Bar traps don't work on our tiny mice, and the mice mostly go under my sink, which is where my personals go. It would drive me crazy resetting that trap a million times as I accidentally snap it and they don't usually work after about 3 kills anyway. Also they don't catch more than one mouse at a time and the mice here usually come in twos or threes (and as with the 9 I mentioned earlier, sometimes entire litters). I would love to just instantly kill them with bar traps, but I have seen many a mouse suffer as the trap just missed the "kill range". Add that to the above problems, and it because a useless tool in my situation. I appreciate your oppinions, but I'm afraid bar traps just aren't right for my situation. If you could give me a suggestion on how to kill the mice more quickly and without pain, I would appreciate it.
 
You could try wearing heavy gloves and snapping their necks like you would with a small rabbit. That seems to be the quickest way.
 
I get the live trapping.I had one in the wall of ds's bedroom,and the nasty decomp smell lasted 2 Weeks.Dump in a water bucket,put the lid on,,and come back later to empty.Dump them in a bucket with poison bait.Drive 10 miles and release,lol.
I forgot you can gas them with the car exauhst.
 
Last edited:
I thought about the car exhaust trick, but I've read that it's a painful way to die and I don't know what I would put them in to trap the exhaust (I could leave them in the live trap, but it's well ventilated).
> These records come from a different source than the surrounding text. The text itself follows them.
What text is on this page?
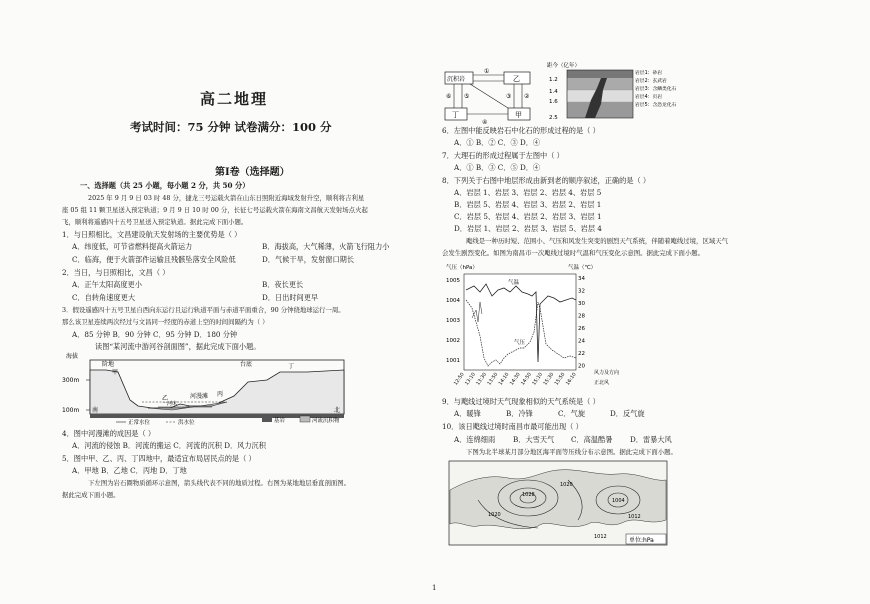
高二地理
考试时间：75 分钟 试卷满分：100 分
第Ⅰ卷（选择题）
一、选择题（共 25 小题，每小题 2 分，共 50 分）
2025 年 9 月 9 日 03 时 48 分，捷龙三号运载火箭在山东日照附近海域发射升空，顺利将吉利星
座 05 组 11 颗卫星送入预定轨道；9 月 9 日 10 时 00 分，长征七号运载火箭在海南文昌航天发射场点火起
飞，顺利将遥感四十五号卫星送入预定轨道。据此完成下面小题。
1．与日照相比，文昌建设航天发射场的主要优势是（ ）
A．纬度低，可节省燃料提高火箭运力	B．海拔高，大气稀薄，火箭飞行阻力小
C．临海，便于火箭部件运输且残骸坠落安全风险低	D．气候干旱，发射窗口期长
2．当日，与日照相比，文昌（ ）
A．正午太阳高度更小	B．夜长更长
C．自转角速度更大	D．日出时间更早
3．假设遥感四十五号卫星自西向东运行且运行轨道平面与赤道平面重合，90 分钟绕地球运行一周。
那么该卫星连续两次经过与文昌同一经度的赤道上空的时间间隔约为（ ）
A．85 分钟 B．90 分钟 C．95 分钟 D．180 分钟
读图“某河流中游河谷剖面图”，据此完成下面小题。
海拔
300m
100m
阶地	台底
河漫滩
甲
乙
丙
丁
一河床
南	北
基岩	河流沉积物
正常水位	洪水位
4．图中河漫滩的成因是（ ）
A．河流的侵蚀 B．河流的搬运 C．河流的沉积 D．风力沉积
5．图中甲、乙、丙、丁四地中，最适宜布局居民点的是（ ）
A．甲地 B．乙地 C．丙地 D．丁地
下左图为岩石圈物质循环示意图，箭头线代表不同的地质过程。右图为某地地层垂直剖面图。
据此完成下面小题。
沉积岩	乙
丁	甲
①
②
③
④
⑤
⑥
距今（亿年）
1.2
1.4
1.6
2.5
岩层1：砂岩
岩层2：玄武岩
岩层3：含鳞类化石
岩层4：页岩
岩层5：含恐龙化石
6．左图中能反映岩石中化石的形成过程的是（ ）
A．① B．② C．③ D．④
7．大理石的形成过程属于左图中（ ）
A．① B．③ C．⑤ D．④
8．下列关于右图中地层形成由新到老的顺序叙述，正确的是（ ）
A．岩层 1、岩层 3、岩层 2、岩层 4、岩层 5
B．岩层 5、岩层 4、岩层 3、岩层 2、岩层 1
C．岩层 5、岩层 4、岩层 2、岩层 3、岩层 1
D．岩层 1、岩层 2、岩层 3、岩层 5、岩层 4
飑线是一种历时短、范围小、气压和风发生突变的剧烈天气系统，伴随着飑线过境，区域天气
会发生剧烈变化。如图为南昌市一次飑线过境时气温和气压变化示意图。据此完成下面小题。
气压（hPa）	气温（℃）
1005
1004
1003
1002
1001
34
32
30
28
26
24
22
20
12:50 13:10 13:30 13:50 14:10 14:30 14:50 15:10 15:30 15:50 16:10
气温
气压
风力及方向
正北风
9．与飑线过境时天气现象相似的天气系统是（ ）
A．暖锋	B．冷锋	C．气旋	D．反气旋
10．该日飑线过境时南昌市最可能出现（ ）
A．连绵细雨 B．大雪天气 C．高温酷暑 D．雷暴大风
下图为北半球某月部分地区海平面等压线分布示意图。据此完成下面小题。
1028
1004
1012
1020
1012
1020
单位:hPa
1
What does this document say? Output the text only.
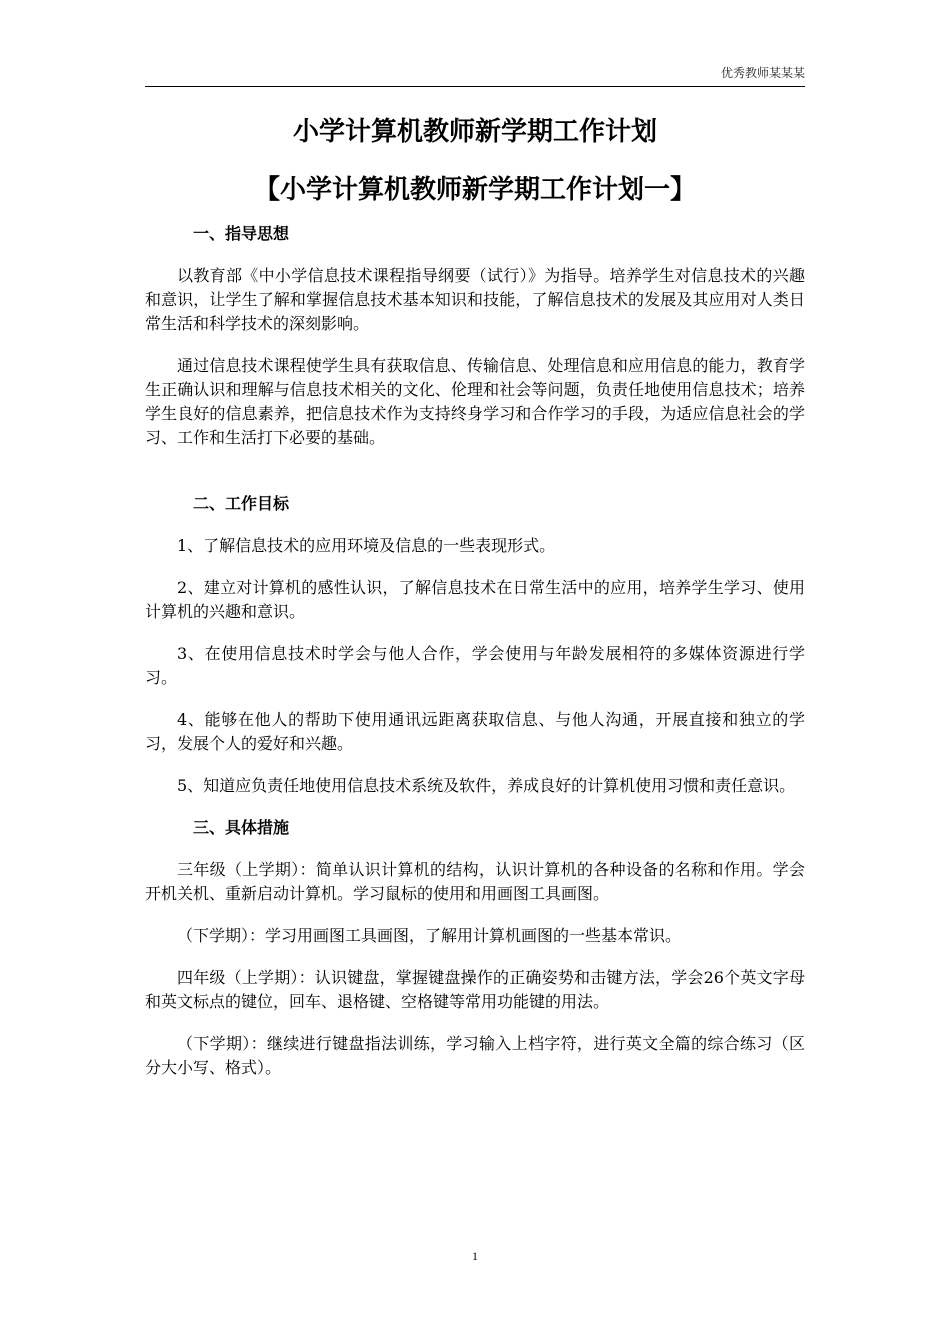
优秀教师某某某
小学计算机教师新学期工作计划
【小学计算机教师新学期工作计划一】
一、指导思想

以教育部《中小学信息技术课程指导纲要（试行）》为指导。培养学生对信息技术的兴趣和意识，让学生了解和掌握信息技术基本知识和技能，了解信息技术的发展及其应用对人类日常生活和科学技术的深刻影响。

通过信息技术课程使学生具有获取信息、传输信息、处理信息和应用信息的能力，教育学生正确认识和理解与信息技术相关的文化、伦理和社会等问题，负责任地使用信息技术；培养学生良好的信息素养，把信息技术作为支持终身学习和合作学习的手段，为适应信息社会的学习、工作和生活打下必要的基础。

二、工作目标

1、了解信息技术的应用环境及信息的一些表现形式。

2、建立对计算机的感性认识，了解信息技术在日常生活中的应用，培养学生学习、使用计算机的兴趣和意识。

3、在使用信息技术时学会与他人合作，学会使用与年龄发展相符的多媒体资源进行学习。

4、能够在他人的帮助下使用通讯远距离获取信息、与他人沟通，开展直接和独立的学习，发展个人的爱好和兴趣。

5、知道应负责任地使用信息技术系统及软件，养成良好的计算机使用习惯和责任意识。

三、具体措施

三年级（上学期）：简单认识计算机的结构，认识计算机的各种设备的名称和作用。学会开机关机、重新启动计算机。学习鼠标的使用和用画图工具画图。

（下学期）：学习用画图工具画图，了解用计算机画图的一些基本常识。

四年级（上学期）：认识键盘，掌握键盘操作的正确姿势和击键方法，学会26个英文字母和英文标点的键位，回车、退格键、空格键等常用功能键的用法。

（下学期）：继续进行键盘指法训练，学习输入上档字符，进行英文全篇的综合练习（区分大小写、格式）。

1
The two problems with poisoning them are 1: I dump them outside and poisoned mice could kill other animals who eat them and 2: Poison is a fairly long and painful way to die. At least with drowning the worst part is fear while swimming.

I don't think I could snap their necks. It would be extreamly difficult to grab them (partly because of fear of wild animals with very sharp teeth) and if I do manage to grab hold of one I don't know if I could go through with snapping it's neck.

I suppose the best thing to do is just lessen their fear by finding a faster way for them to drown. Thank you for the suggestions.